そんなとき、ダンジョンの奥から聞き慣れない音が響いてきた。
「……なんだ、今の音?」
耳を澄ますと、遠くからガラガラと何かが崩れるような音がする。嫌な予感がした。俺はゴブリンを連れて音の方へ向かう。
ダンジョンの奥に進むと、そこには大きな穴が開いていた。壁の一部が崩れ、外界と繋がってしまっている。冷たい風が吹き込み、周囲の瓦礫が不安定に転がっていた。
「これ、やべえな……」
状況は想像以上に悪い。このままでは、ダンジョンが侵略者に侵入されるのも時間の問題だ。俺は急いで瓦礫を積み上げ、穴を塞ぐ作業を始める。しかし、俺一人の力では到底追いつかない。
「くそ、どうすれば……」
そのとき、頭の中に再び声が響いた。
《資源を消費して障壁を修復できます。ただし、資源の量が不足しています》
「足りねえのかよ!」
俺は周囲を見渡したが、使えそうなものはほとんど拾い尽くしている。ゴブリンも必死に動き回っているが、全く追いつかない。
「頼む……少しでも動いてくれ!」
すると、ゴブリンが俺の元に走り寄ってきた。その手には、小さな青白い結晶が握られている。
「これ……使えるのか?」
声が答えた。
《それは魔力結晶です。障壁の修復に使用可能です》
「ナイスだ! よし、やるぞ!」
俺はゴブリンの持ってきた魔力結晶を手に取り、崩れた壁の前に立つ。結晶をかざすと、淡い光が広がり、徐々に壁が修復されていく。
「いける……! このまま全部塞ぐんだ!」
ゴブリンと協力しながら、何とか壁の崩壊を食い止めることに成功した。

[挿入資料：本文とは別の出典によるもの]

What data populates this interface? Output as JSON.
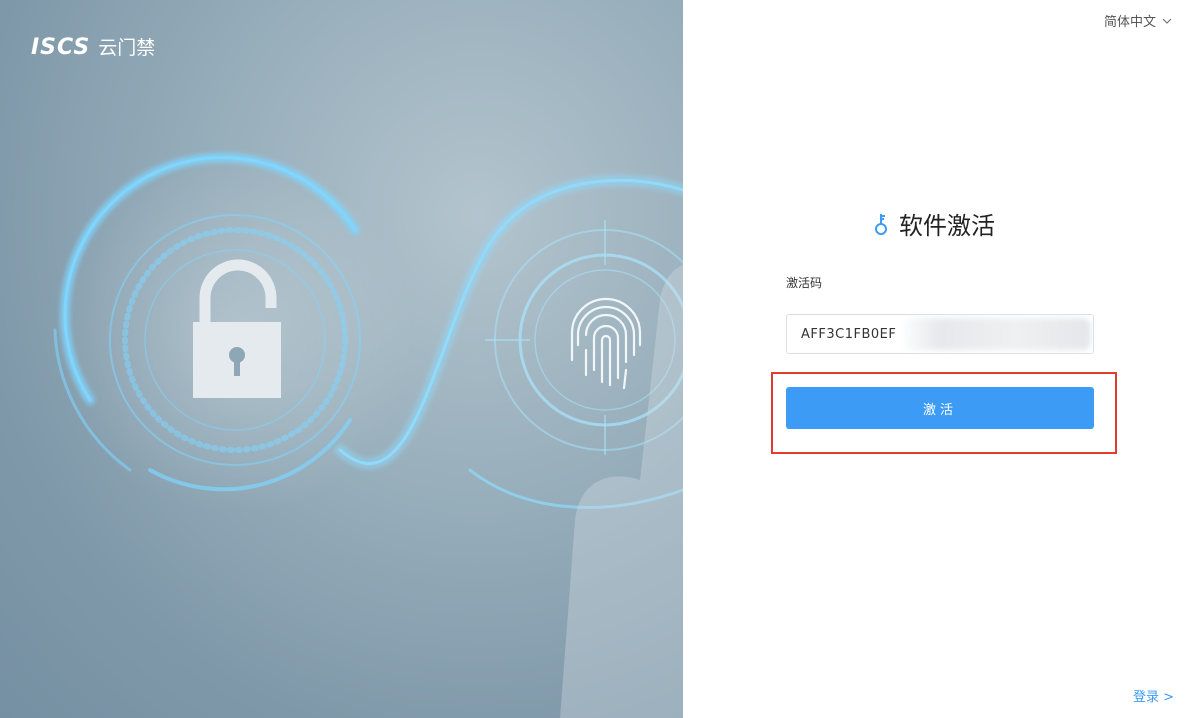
{
  "brand": {
    "mark": "ISCS",
    "name": "云门禁"
  },
  "language": {
    "selected": "简体中文"
  },
  "activation": {
    "title": "软件激活",
    "code_label": "激活码",
    "code_value": "AFF3C1FB0EF",
    "button_label": "激活"
  },
  "footer": {
    "login_link": "登录 >"
  },
  "colors": {
    "accent": "#3c9cf5",
    "highlight": "#e43a2f",
    "art_glow": "#6fd0ff"
  },
  "icons": [
    "padlock-icon",
    "fingerprint-icon",
    "key-icon",
    "chevron-down-icon"
  ]
}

息をつき、俺は壁にもたれかかる。
「……危なかった」
まだ始まったばかりだが、もう既に限界を感じる。それでも、ここで諦めるわけにはいかない。俺はこのダンジョンを守り抜く。何があっても。
「よし、次はもっと効率よくやる方法を考えないとな」
こうして、俺のダンジョン再建の日々が本格的に動き出した。